November 22, 1220: Pope Honorius III crowns Frederick II Holy Roman Emperor in an attempt to reestablish relations between emperor and pope. But Frederick's reign would become increasingly anti-papal, messianic, and eschatological. His supporters hailed him as a messiah; his enemies branded him Antichrist. When he died in 1250, both sides were shocked (see issue 61: The End of the World).
November 22, 1873: The French ship Ville du Havre sinks in the north Atlantic, killing all four daughters of Chicago lawyer Horatio G. Spafford. His wife survived, and Spafford immediately booked passage to join her in England.

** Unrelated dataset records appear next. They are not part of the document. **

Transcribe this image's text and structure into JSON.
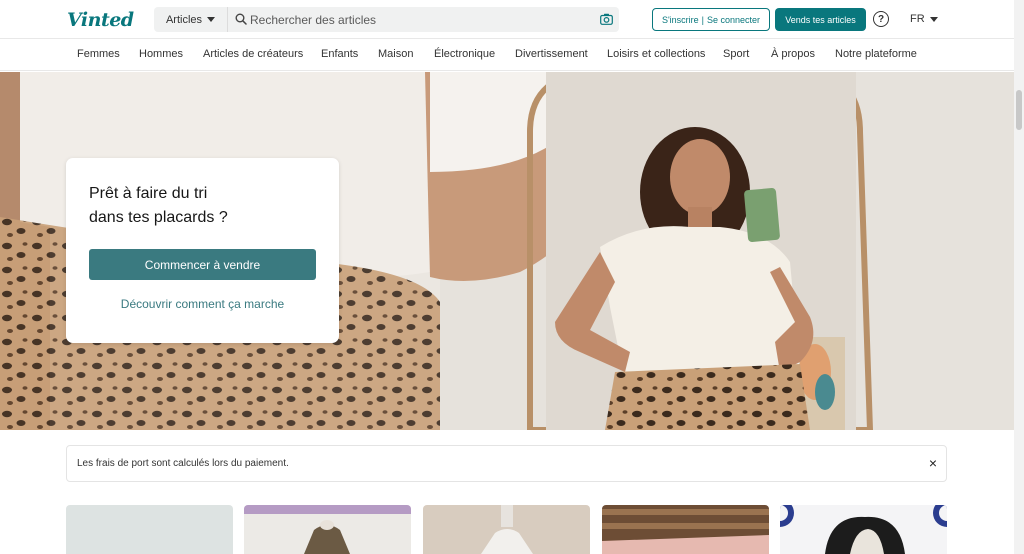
{
  "header": {
    "logo": "Vinted",
    "search_category": "Articles",
    "search_placeholder": "Rechercher des articles",
    "signup_label": "S'inscrire",
    "separator": "|",
    "login_label": "Se connecter",
    "sell_label": "Vends tes articles",
    "help_symbol": "?",
    "language": "FR"
  },
  "nav": {
    "items": [
      {
        "label": "Femmes"
      },
      {
        "label": "Hommes"
      },
      {
        "label": "Articles de créateurs"
      },
      {
        "label": "Enfants"
      },
      {
        "label": "Maison"
      },
      {
        "label": "Électronique"
      },
      {
        "label": "Divertissement"
      },
      {
        "label": "Loisirs et collections"
      },
      {
        "label": "Sport"
      },
      {
        "label": "À propos"
      },
      {
        "label": "Notre plateforme"
      }
    ]
  },
  "hero": {
    "title_line1": "Prêt à faire du tri",
    "title_line2": "dans tes placards ?",
    "cta_label": "Commencer à vendre",
    "link_label": "Découvrir comment ça marche"
  },
  "notice": {
    "text": "Les frais de port sont calculés lors du paiement.",
    "close_symbol": "×"
  },
  "colors": {
    "brand": "#09777d",
    "cta": "#3a7a80"
  },
  "icons": [
    "search-icon",
    "camera-icon",
    "help-icon",
    "chevron-down-icon",
    "close-icon"
  ]
}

While passing over the spot where his daughters died, he began writing what would become the famous hymn "It Is Well with My Soul.
November 22, 1963: British scholar and author C.S. Lewis dies, the very same day as Aldous Huxley and John F. Kennedy (see issue 7: C.S. Lewis).
August 5, 642: Oswald, the king of Northumbria who first began the official establishment of Christianity in England, is "martyred" in battle against the pagan Penda of Mercia. Converted at Iona, Scotland, Oswald erected a wooden cross before one of his earliest battles and commanded his soldiers to pray. When he defeated the English king in that battle, Oswald commissioned the Irish monk Aidan to begain establishing Christianity(see issue 60: How the Irish Were Saved).